Australian shares shoot up after Trump walks back tariff threat | Australian economy

Australian shares rose on Thursday to recoup some of their recent losses after Donald Trump withdrew his tariff threat against European allies amid a pressure campaign to seize control of Greenland.
The easing sparked a rally in global equity markets that trickled into Australia, with the benchmark S&P/ASX 200 index briefly rising above 8,860 points before easing slightly.
The US president’s retreat has once again rewarded dip buyers who implemented the “Trump is Always Afraid” (or TACO) trade strategy, which relies on the American leader backing away from tariff threats after declaring victory.
Trump said he had “the framework for a future agreement” on Greenland, without elaborating.
But, in an interview Speaking to Sky News on Wednesday, Sascha Faxe, a member of the Danish parliament, claimed that the agreement that Donald Trump claimed to have reached with NATO on Greenland was “not real”.
“The thing is, you can’t get a deal done without first including Greenland as part of the negotiations,” Faxe said.
Experienced financial markets commentator Michael McCarthy said that after the recent easing of geopolitical tensions, “all arrows are pointing up as risk increases in the market.”
“We’ve seen a lot of things in the past that could have triggered a very significant correction in the stock market, but investors didn’t care,” said McCarthy of online trading platform Moomoo.
McCarthy cites the outbreak of inflation, a significant rise in geopolitical tensions and the risk of a sell-off in US bonds as potential triggers for a sustained global equity correction.
The sale of US bonds will signal that investors have lost confidence in US political and economic policies, and this will be reflected in global markets.
Chris Weston, head of research at Melbourne-based financial firm Pepperstone, said investors would want to know more about Trump’s framework agreement on Greenland’s future before fully reducing further risk in Europe.
“However, it may not be entirely straightforward; many people will want to see in the details of the agreement and the finer details of any agreement, what is actually at stake and how the agreement is worded from the European side,” Weston said.
Australia’s mineral-heavy share market has been supported by strong commodity prices, with iron ore demand proving resilient and gold and copper trading near record levels.

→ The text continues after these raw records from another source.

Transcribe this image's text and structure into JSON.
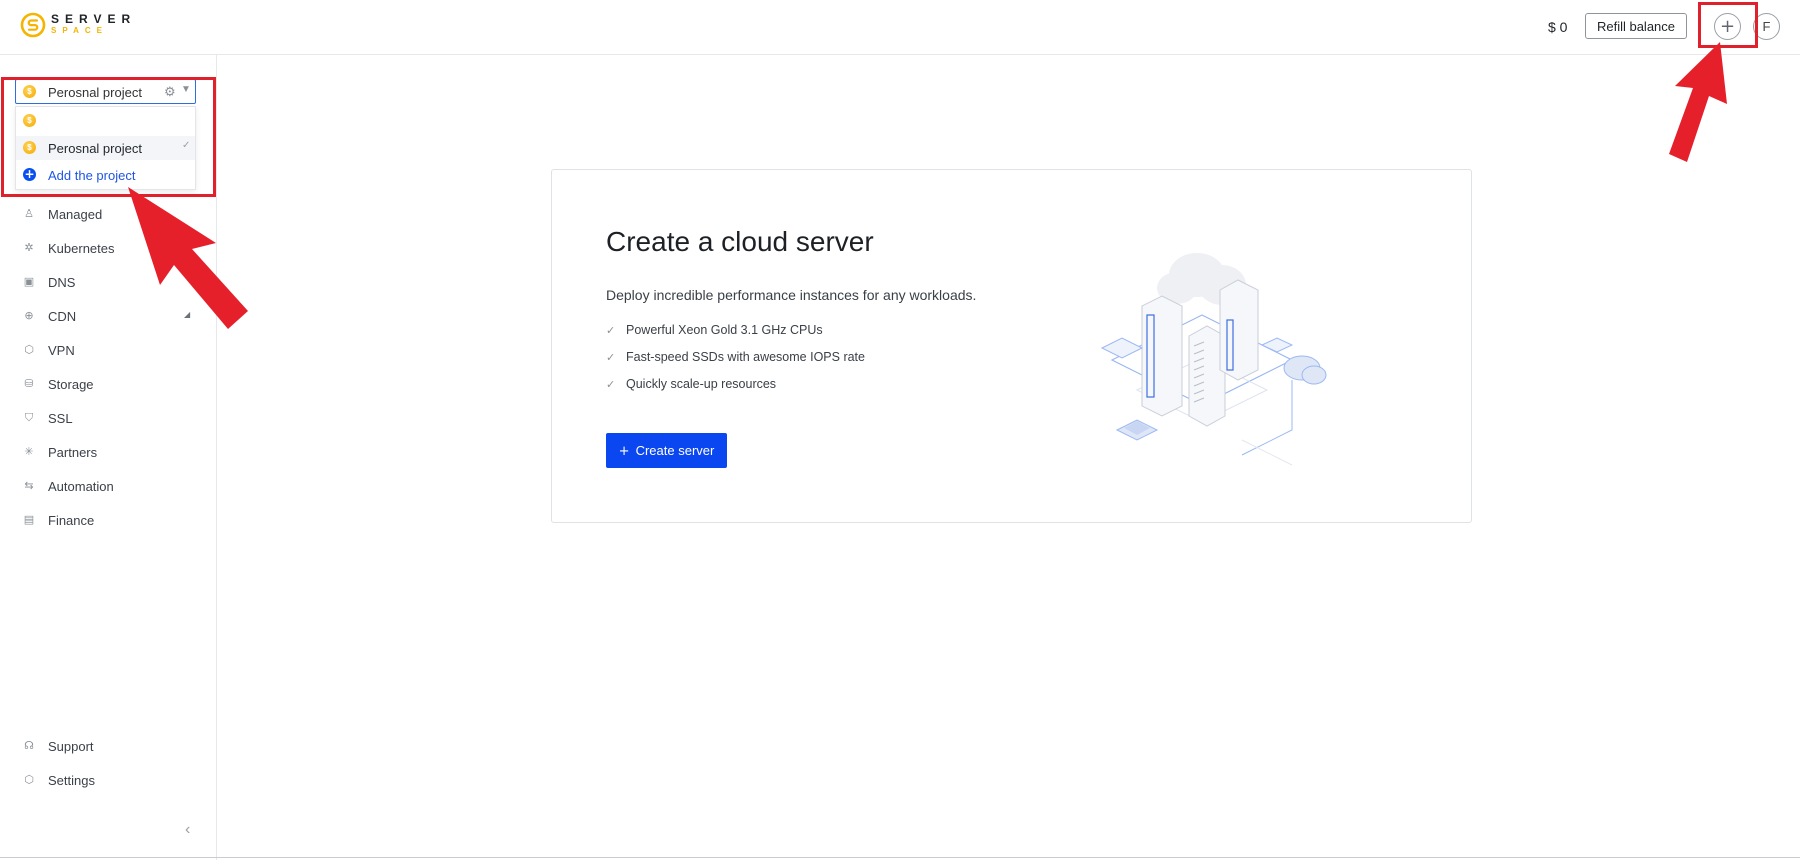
{
  "header": {
    "logo_line1": "SERVER",
    "logo_line2": "SPACE",
    "balance": "$ 0",
    "refill_label": "Refill balance",
    "add_symbol": "+",
    "user_initial": "F"
  },
  "sidebar": {
    "project_selected": "Perosnal project",
    "dropdown": {
      "items": [
        {
          "label": ""
        },
        {
          "label": "Perosnal project",
          "checked": true
        }
      ],
      "add_label": "Add the project"
    },
    "nav": [
      {
        "label": "Managed",
        "icon": "managed-icon"
      },
      {
        "label": "Kubernetes",
        "icon": "kubernetes-icon"
      },
      {
        "label": "DNS",
        "icon": "dns-icon"
      },
      {
        "label": "CDN",
        "icon": "cdn-icon",
        "expandable": true
      },
      {
        "label": "VPN",
        "icon": "vpn-icon"
      },
      {
        "label": "Storage",
        "icon": "storage-icon"
      },
      {
        "label": "SSL",
        "icon": "ssl-icon"
      },
      {
        "label": "Partners",
        "icon": "partners-icon"
      },
      {
        "label": "Automation",
        "icon": "automation-icon"
      },
      {
        "label": "Finance",
        "icon": "finance-icon"
      }
    ],
    "bottom": [
      {
        "label": "Support",
        "icon": "support-icon"
      },
      {
        "label": "Settings",
        "icon": "settings-icon"
      }
    ]
  },
  "main": {
    "title": "Create a cloud server",
    "description": "Deploy incredible performance instances for any workloads.",
    "features": [
      "Powerful Xeon Gold 3.1 GHz CPUs",
      "Fast-speed SSDs with awesome IOPS rate",
      "Quickly scale-up resources"
    ],
    "create_button": "Create server"
  },
  "colors": {
    "accent_blue": "#0a47f0",
    "highlight_red": "#e0202a",
    "coin_yellow": "#f4a900"
  }
}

At the same time, sticky inflation and the growing expectation of interest rate hikes in the near term have capped stock market gains.
ASX momentum paused on Thursday following the release of the Australian jobs report, which showed a rise in employment, raising the prospect of a rate hike as early as next month.
Rising rates are generally bad for stocks, given that borrowing costs rise and rival investments like bonds become more attractive.
Australia’s benchmark index rose about 0.6% in afternoon trading on Thursday, representing a market value of about $17 billion and recouping about half of the losses it suffered last week.
The Australian dollar hit a 15-month high against its US equivalent, trading near US68c.